Common EMDR Documentation Pitfalls to Avoid

A few recurring gaps undermine otherwise good EMDR records, and they're worth naming so you can sidestep them.

  • Recording the technique without the target. A note that says bilateral stimulation was used, without naming the memory processed or the cognitions involved, doesn't document the actual clinical work.

  • Skipping the measures. Leaving out SUDS and VOC removes the objective evidence of progress and weakens the note for both clinical and payer review.

  • Neglecting closure. Failing to document how you returned the client to stability is a safety and risk-management gap, especially when processing is incomplete.

  • Disconnecting sessions from the treatment plan. Notes that don't tie back to identified targets and goals read as isolated events rather than a coherent course of treatment.

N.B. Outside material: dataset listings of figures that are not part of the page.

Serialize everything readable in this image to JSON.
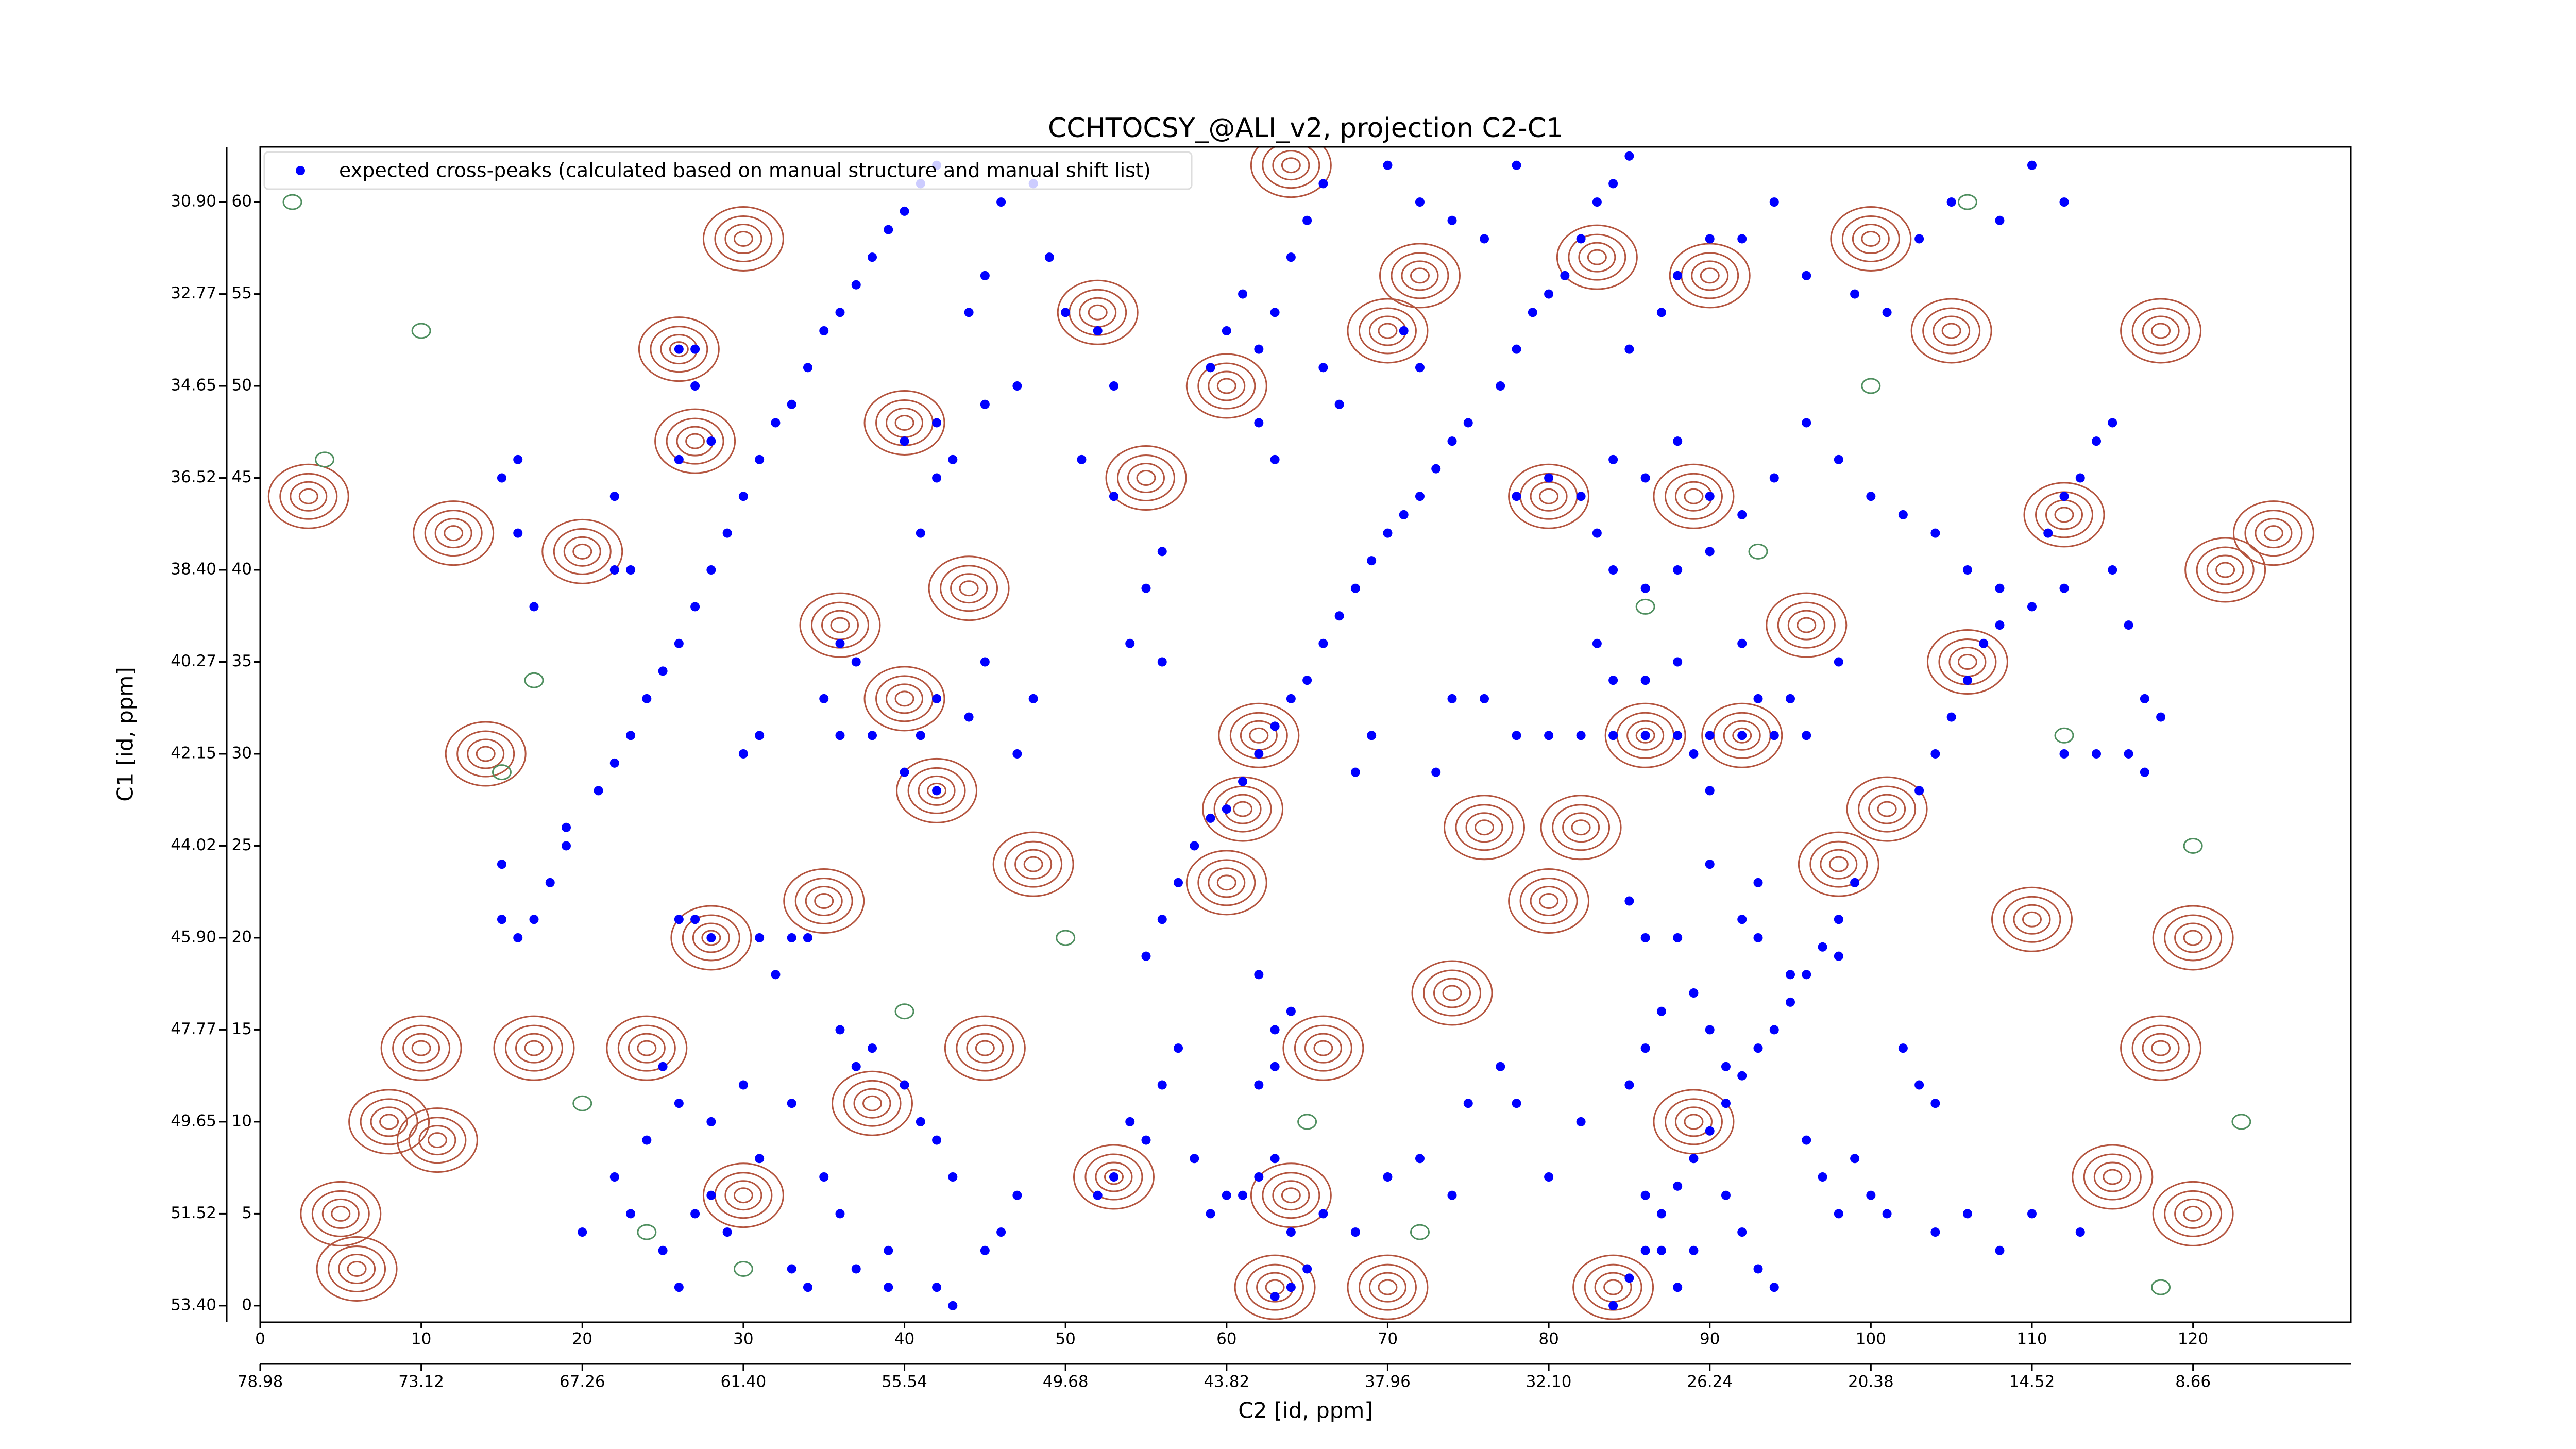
{
  "chart_data": {
    "type": "scatter",
    "title": "CCHTOCSY_@ALI_v2, projection C2-C1",
    "xlabel": "C2 [id, ppm]",
    "ylabel": "C1 [id, ppm]",
    "legend": "upper left",
    "xlim": [
      0,
      129.8
    ],
    "ylim": [
      -0.9,
      63
    ],
    "xticks": [
      0,
      10,
      20,
      30,
      40,
      50,
      60,
      70,
      80,
      90,
      100,
      110,
      120
    ],
    "yticks": [
      0,
      5,
      10,
      15,
      20,
      25,
      30,
      35,
      40,
      45,
      50,
      55,
      60
    ],
    "x2lim": [
      0,
      129.8
    ],
    "x2ticks": [
      {
        "value": 0,
        "label": "78.98"
      },
      {
        "value": 10,
        "label": "73.12"
      },
      {
        "value": 20,
        "label": "67.26"
      },
      {
        "value": 30,
        "label": "61.40"
      },
      {
        "value": 40,
        "label": "55.54"
      },
      {
        "value": 50,
        "label": "49.68"
      },
      {
        "value": 60,
        "label": "43.82"
      },
      {
        "value": 70,
        "label": "37.96"
      },
      {
        "value": 80,
        "label": "32.10"
      },
      {
        "value": 90,
        "label": "26.24"
      },
      {
        "value": 100,
        "label": "20.38"
      },
      {
        "value": 110,
        "label": "14.52"
      },
      {
        "value": 120,
        "label": "8.66"
      }
    ],
    "y2lim": [
      -0.9,
      63
    ],
    "y2ticks": [
      {
        "value": 0,
        "label": "53.40"
      },
      {
        "value": 5,
        "label": "51.52"
      },
      {
        "value": 10,
        "label": "49.65"
      },
      {
        "value": 15,
        "label": "47.77"
      },
      {
        "value": 20,
        "label": "45.90"
      },
      {
        "value": 25,
        "label": "44.02"
      },
      {
        "value": 30,
        "label": "42.15"
      },
      {
        "value": 35,
        "label": "40.27"
      },
      {
        "value": 40,
        "label": "38.40"
      },
      {
        "value": 45,
        "label": "36.52"
      },
      {
        "value": 50,
        "label": "34.65"
      },
      {
        "value": 55,
        "label": "32.77"
      },
      {
        "value": 60,
        "label": "30.90"
      }
    ],
    "contours": [
      {
        "color": "#b4553f",
        "x": [
          36,
          44,
          62,
          61,
          26,
          27,
          12,
          8,
          5,
          10,
          11,
          24,
          20,
          30,
          40,
          42,
          55,
          64,
          66,
          64,
          63,
          70,
          84,
          89,
          92,
          86,
          98,
          101,
          106,
          112,
          122,
          118,
          115,
          120,
          105,
          90,
          83,
          72,
          52,
          35,
          28,
          30,
          38,
          45,
          53,
          48,
          60,
          74,
          80,
          96,
          89,
          80,
          110,
          120,
          100,
          118,
          125,
          3,
          14,
          17,
          40,
          6,
          76,
          82,
          70,
          60
        ],
        "y": [
          37,
          39,
          31,
          27,
          52,
          47,
          42,
          10,
          5,
          14,
          9,
          14,
          41,
          58,
          33,
          28,
          45,
          62,
          14,
          6,
          1,
          1,
          1,
          10,
          31,
          31,
          24,
          27,
          35,
          43,
          40,
          14,
          7,
          5,
          53,
          56,
          57,
          56,
          54,
          22,
          20,
          6,
          11,
          14,
          7,
          24,
          23,
          17,
          22,
          37,
          44,
          44,
          21,
          20,
          58,
          53,
          42,
          44,
          30,
          14,
          48,
          2,
          26,
          26,
          53,
          50
        ]
      },
      {
        "color": "#4f8f5f",
        "x": [
          2,
          10,
          4,
          17,
          15,
          20,
          24,
          30,
          65,
          86,
          93,
          106,
          112,
          120,
          123,
          118,
          40,
          72,
          50,
          100
        ],
        "y": [
          60,
          53,
          46,
          34,
          29,
          11,
          4,
          2,
          10,
          38,
          41,
          60,
          31,
          25,
          10,
          1,
          16,
          4,
          20,
          50
        ]
      }
    ],
    "series": [
      {
        "name": "expected cross-peaks (calculated based on manual structure and manual shift list)",
        "color": "#0000ff",
        "x": [
          21,
          22,
          23,
          24,
          25,
          26,
          27,
          28,
          29,
          30,
          31,
          32,
          33,
          34,
          35,
          36,
          37,
          38,
          39,
          40,
          41,
          42,
          55,
          56,
          57,
          58,
          59,
          60,
          61,
          62,
          63,
          64,
          65,
          66,
          67,
          68,
          69,
          70,
          71,
          72,
          73,
          74,
          75,
          84,
          85,
          86,
          87,
          88,
          89,
          90,
          91,
          92,
          93,
          94,
          95,
          96,
          97,
          98,
          99,
          77,
          78,
          79,
          80,
          81,
          82,
          83,
          84,
          85,
          103,
          104,
          105,
          106,
          107,
          108,
          111,
          112,
          113,
          114,
          115,
          15,
          16,
          16,
          17,
          15,
          16,
          17,
          15,
          18,
          19,
          19,
          22,
          22,
          23,
          26,
          27,
          27,
          26,
          28,
          30,
          31,
          33,
          34,
          28,
          27,
          26,
          31,
          32,
          36,
          37,
          35,
          36,
          38,
          40,
          41,
          42,
          44,
          45,
          42,
          47,
          48,
          41,
          42,
          43,
          40,
          42,
          36,
          37,
          38,
          40,
          41,
          42,
          43,
          35,
          36,
          39,
          37,
          33,
          34,
          28,
          27,
          29,
          25,
          26,
          42,
          43,
          45,
          46,
          47,
          39,
          52,
          53,
          54,
          55,
          56,
          57,
          58,
          59,
          60,
          61,
          62,
          63,
          64,
          65,
          63,
          62,
          63,
          64,
          62,
          64,
          63,
          66,
          68,
          70,
          72,
          74,
          75,
          77,
          78,
          80,
          82,
          68,
          69,
          73,
          74,
          76,
          78,
          80,
          82,
          84,
          86,
          88,
          90,
          92,
          94,
          96,
          83,
          84,
          86,
          88,
          89,
          90,
          85,
          86,
          88,
          89,
          90,
          91,
          93,
          95,
          96,
          97,
          98,
          91,
          92,
          93,
          94,
          88,
          87,
          85,
          86,
          87,
          89,
          86,
          99,
          100,
          101,
          104,
          106,
          108,
          110,
          113,
          102,
          103,
          104,
          92,
          93,
          90,
          98,
          78,
          80,
          82,
          84,
          86,
          88,
          90,
          92,
          94,
          96,
          98,
          100,
          102,
          104,
          106,
          108,
          110,
          112,
          115,
          116,
          117,
          118,
          116,
          114,
          112,
          117,
          83,
          84,
          86,
          88,
          90,
          92,
          93,
          95,
          98,
          61,
          62,
          63,
          64,
          65,
          66,
          70,
          72,
          74,
          76,
          78,
          85,
          87,
          88,
          90,
          92,
          94,
          96,
          99,
          101,
          103,
          105,
          108,
          110,
          112,
          71,
          72,
          66,
          67,
          62,
          63,
          59,
          60,
          56,
          55,
          53,
          51,
          47,
          45,
          54,
          56,
          44,
          45,
          46,
          48,
          49,
          50,
          52,
          53,
          25,
          26,
          24,
          22,
          20,
          23,
          30,
          31,
          33,
          28
        ],
        "values": [
          28,
          29.5,
          31,
          33,
          34.5,
          36,
          38,
          40,
          42,
          44,
          46,
          48,
          49,
          51,
          53,
          54,
          55.5,
          57,
          58.5,
          59.5,
          61,
          62,
          19,
          21,
          23,
          25,
          26.5,
          27,
          28.5,
          30,
          31.5,
          33,
          34,
          36,
          37.5,
          39,
          40.5,
          42,
          43,
          44,
          45.5,
          47,
          48,
          0,
          1.5,
          3,
          5,
          6.5,
          8,
          9.5,
          11,
          12.5,
          14,
          15,
          16.5,
          18,
          19.5,
          21,
          23,
          50,
          52,
          54,
          55,
          56,
          58,
          60,
          61,
          62.5,
          28,
          30,
          32,
          34,
          36,
          37,
          42,
          44,
          45,
          47,
          48,
          45,
          42,
          46,
          38,
          21,
          20,
          21,
          24,
          23,
          25,
          26,
          40,
          44,
          40,
          52,
          52,
          50,
          46,
          47,
          30,
          31,
          20,
          20,
          20,
          21,
          21,
          20,
          18,
          36,
          35,
          33,
          31,
          31,
          29,
          31,
          33,
          32,
          35,
          28,
          30,
          33,
          42,
          45,
          46,
          47,
          48,
          15,
          13,
          14,
          12,
          10,
          9,
          7,
          7,
          5,
          3,
          2,
          2,
          1,
          6,
          5,
          4,
          3,
          1,
          1,
          0,
          3,
          4,
          6,
          1,
          6,
          7,
          10,
          9,
          12,
          14,
          8,
          5,
          6,
          6,
          7,
          8,
          4,
          2,
          13,
          12,
          15,
          16,
          18,
          1,
          0.5,
          5,
          4,
          7,
          8,
          6,
          11,
          13,
          11,
          7,
          10,
          29,
          31,
          29,
          33,
          33,
          31,
          31,
          31,
          31,
          31,
          31,
          31,
          31,
          31,
          31,
          36,
          34,
          34,
          35,
          30,
          28,
          22,
          20,
          20,
          17,
          15,
          13,
          20,
          18,
          9,
          7,
          5,
          6,
          4,
          2,
          1,
          1,
          3,
          12,
          14,
          16,
          3,
          6,
          8,
          6,
          5,
          4,
          5,
          3,
          5,
          4,
          14,
          12,
          11,
          21,
          23,
          24,
          19,
          44,
          45,
          44,
          46,
          45,
          47,
          44,
          43,
          45,
          48,
          46,
          44,
          43,
          42,
          40,
          39,
          38,
          39,
          40,
          37,
          33,
          32,
          30,
          30,
          30,
          29,
          42,
          40,
          39,
          40,
          41,
          36,
          33,
          33,
          35,
          55,
          52,
          54,
          57,
          59,
          61,
          62,
          60,
          59,
          58,
          62,
          52,
          54,
          56,
          58,
          58,
          60,
          56,
          55,
          54,
          58,
          60,
          59,
          62,
          60,
          53,
          51,
          51,
          49,
          48,
          46,
          51,
          53,
          41,
          39,
          44,
          46,
          50,
          49,
          36,
          35,
          54,
          56,
          60,
          61,
          57,
          54,
          53,
          50,
          13,
          11,
          9,
          7,
          4,
          5,
          12,
          8,
          11,
          10
        ]
      }
    ]
  }
}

Avoiding these comes down to using a structure that prompts for each element. Many clinicians find that a SOAP framework adapts well to EMDR, and reviewing SOAP note examples shows how the EMDR-specific content fits within a familiar format. For trauma work that overlaps with anxiety presentations, aligning notes with established treatment goals and objectives for anxiety keeps the documentation goal-directed.


How Berries AI Supports EMDR Documentation

EMDR's structured, measure-heavy format is exactly the kind of documentation that benefits from automation, because the details that make a note defensible are also the easiest to lose track of after an intense reprocessing session.

Berries is a HIPAA-compliant AI scribe built specifically for mental health professionals. It captures your EMDR session and generates a structured note that reflects the phase, target, cognitions, and your clinical observations in the format you prefer, so the SUDS, VOC, and reprocessing details land in the record without you reconstructing them from memory afterward. The platform learns your documentation style, works for in-person and telehealth sessions alike, and integrates with any EMR. Your first 20 sessions are free, with no credit card required, so you can see how it handles a protocol-driven modality before committing.


Frequently Asked Questions

What should an EMDR progress note always include?

At minimum, the phase or phases addressed, the specific target processed, the negative and positive cognitions, the SUDS and VOC measures, the client's response during reprocessing, and the closure work. Tying the session back to the treatment plan and the next target completes the record.

Do I need to record SUDS and VOC in every note?

Record them whenever you're in the assessment and reprocessing phases, since they're the objective measures of progress. Sessions focused entirely on history-taking, preparation, or resourcing won't always involve active reprocessing, but any session that targets a memory should capture the starting and ending numbers.

How do I document an incomplete EMDR session?

Note the SUDS and VOC where processing paused, document the closure and stabilization techniques you used to return the client to a regulated state, and flag the incomplete target for reevaluation at the next session. Documenting closure is essential for safety and risk management.

Which note format works best for EMDR?

EMDR's phase structure adapts well to formats like SOAP or a dedicated phase-based template. The key is that whatever format you use prompts you to capture the target, cognitions, measures, and closure, rather than just describing the session narratively.

Can EMDR notes support insurance billing?

Yes. EMDR sessions are billed under standard psychotherapy codes based on time and service type, and well-structured notes that show the target, measurable progress, and medical necessity support those claims. The quantifiable nature of SUDS and VOC tracking is an asset when documenting progress for payers.

This article is for educational purposes and professional development only. It does not constitute clinical supervision or replace professional judgment in therapeutic practice.